クラスの皆が私の事を心配したようで、それほどの剣幕だった。私も体が小さいものだから、率直に言って身の危険すら感じたけれど、それより貴子さんに対して私は興味が湧いた。
「まぁまぁ。一度、ゆっくり話し合いましょうよ。ね、貴子さん」
そう言って私は彼女をなだめたけれど、しかし実際は、特に話す事も無いと内心で思っていた。一目見れば、学年二位の貴子さんが私に対して抱えてきた鬱屈も、私に対する執着心も手に取るように分かる。何て分かりやすい子だろう。
私から見れば彼女は純真無垢、そのものだった。内面が肉食獣の私は強く、貴子さんを貪りたく思った。白い花を汚したいという欲情が、かつてないほどの滾りで蠢く。
私は貴子さんを週末の勉強会に誘った。それが只の勉強会ではないと噂で知っていただろうけど、彼女は逃げなかった。「何をされたって、私は負けない」と貴子さんに言われて、嬉しくて私はゾクゾクしたものだ。
世の中には『誘い受け』という分類があるようで、私も正確には用語を理解できてないと思うけど、貴子さんはそれに当たるんじゃないだろうか。

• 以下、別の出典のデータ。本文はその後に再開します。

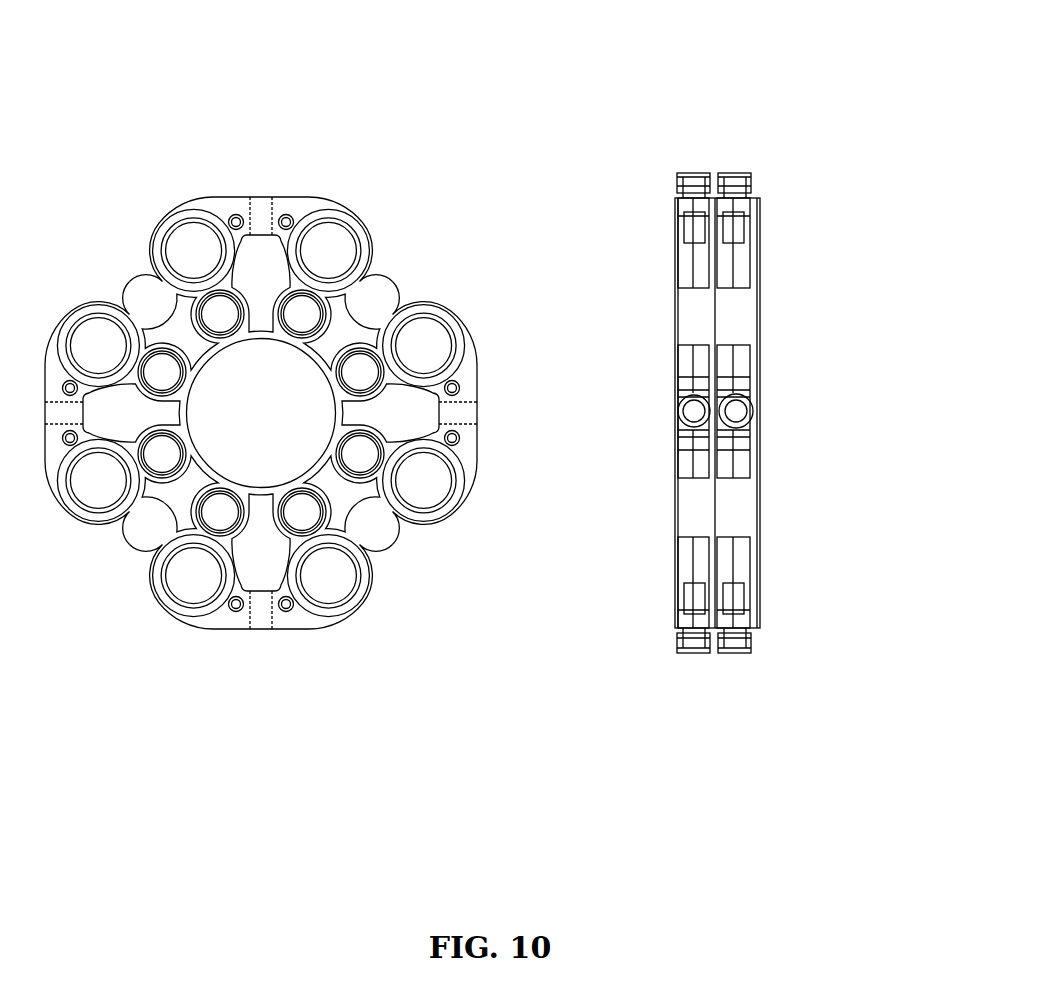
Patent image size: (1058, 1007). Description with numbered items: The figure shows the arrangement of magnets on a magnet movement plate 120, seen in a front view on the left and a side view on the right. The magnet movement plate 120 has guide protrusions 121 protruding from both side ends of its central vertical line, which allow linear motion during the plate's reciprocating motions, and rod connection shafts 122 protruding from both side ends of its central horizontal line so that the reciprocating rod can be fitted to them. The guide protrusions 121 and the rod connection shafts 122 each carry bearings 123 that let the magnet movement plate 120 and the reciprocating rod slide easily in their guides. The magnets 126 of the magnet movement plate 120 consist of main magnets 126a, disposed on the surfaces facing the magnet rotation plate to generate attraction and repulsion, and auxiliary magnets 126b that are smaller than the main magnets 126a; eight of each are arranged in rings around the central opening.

The magnet movement plate 120 is at (362, 167).
The guide protrusions 121 is at (743, 658).
The rod connection shafts 122 is at (758, 400).
The bearings 123 is at (757, 643).
The magnets 126 is at (508, 530).
The main magnets 126a is at (437, 497).
The auxiliary magnets 126b is at (360, 460).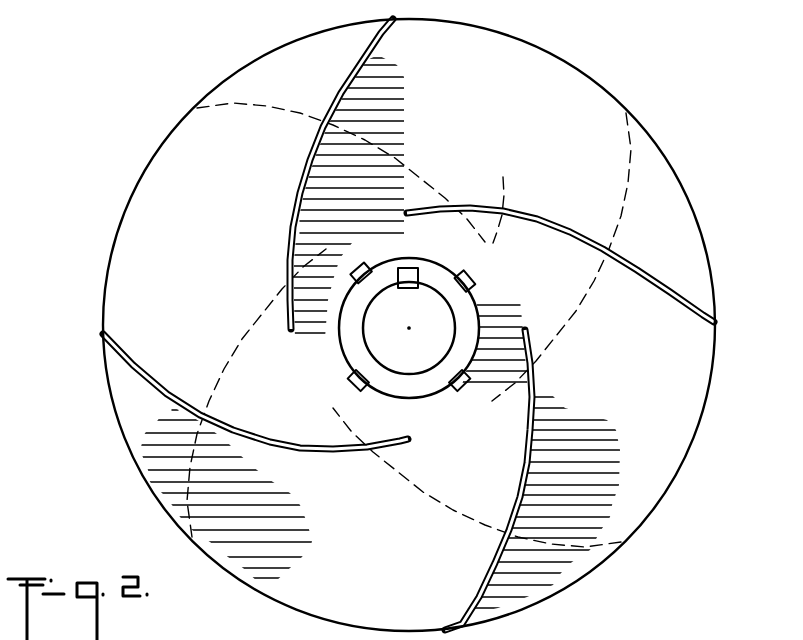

シマウマがライオンの前で寝転がって、お腹を見せて、「さぁ、私を食べてみなさいよ!」と言うような。そんな態度に見えた。
貴子さん本人には自覚が無いようだけど、彼女は私の事が好きなんじゃないだろうかと思った。私自身は恋愛感情というものが良く分からないけど、そういう感情と執着心というものは似ているのだろう。彼女は私に執着していて、まるで「お願い、私を見て! 私の事を意識して!」と訴えかけているかのようだ。
私はベッドで、徹底的に上下関係を叩き込んであげた。貴子さんが厄介なストーカーにならないとも限らない。私に危害を加えてこないように、牙は抜いておくべきだろう。
彼女が私に抱いている感情が、憎しみでも恋愛感情でも。その執着心の強さは何かしら、私の嗜虐心に火を点けた。これほどの熱意で女の子の身体を操った事は一度も無い。私に取っても貴子さんは、特別な存在になりつつあった。
朝になって。勉強部屋のベッドで、全てを曝け出した姿の貴子さんは、とても可愛らしく私には見えた。「もう、一番じゃなくてもいい」と、うつむきながら恥ずかしそうに言って、更に彼女は続けた。
「それに、貴女の一番じゃなくてもいい。お願い、私を傍に居させて。『お姉さま』って、そう呼ばせて……」
ちょっと虐めすぎたかも知れないなぁと私は思ったが、特に後悔も無かった。こうして私には、同級生で同い年の妹ができたのだった。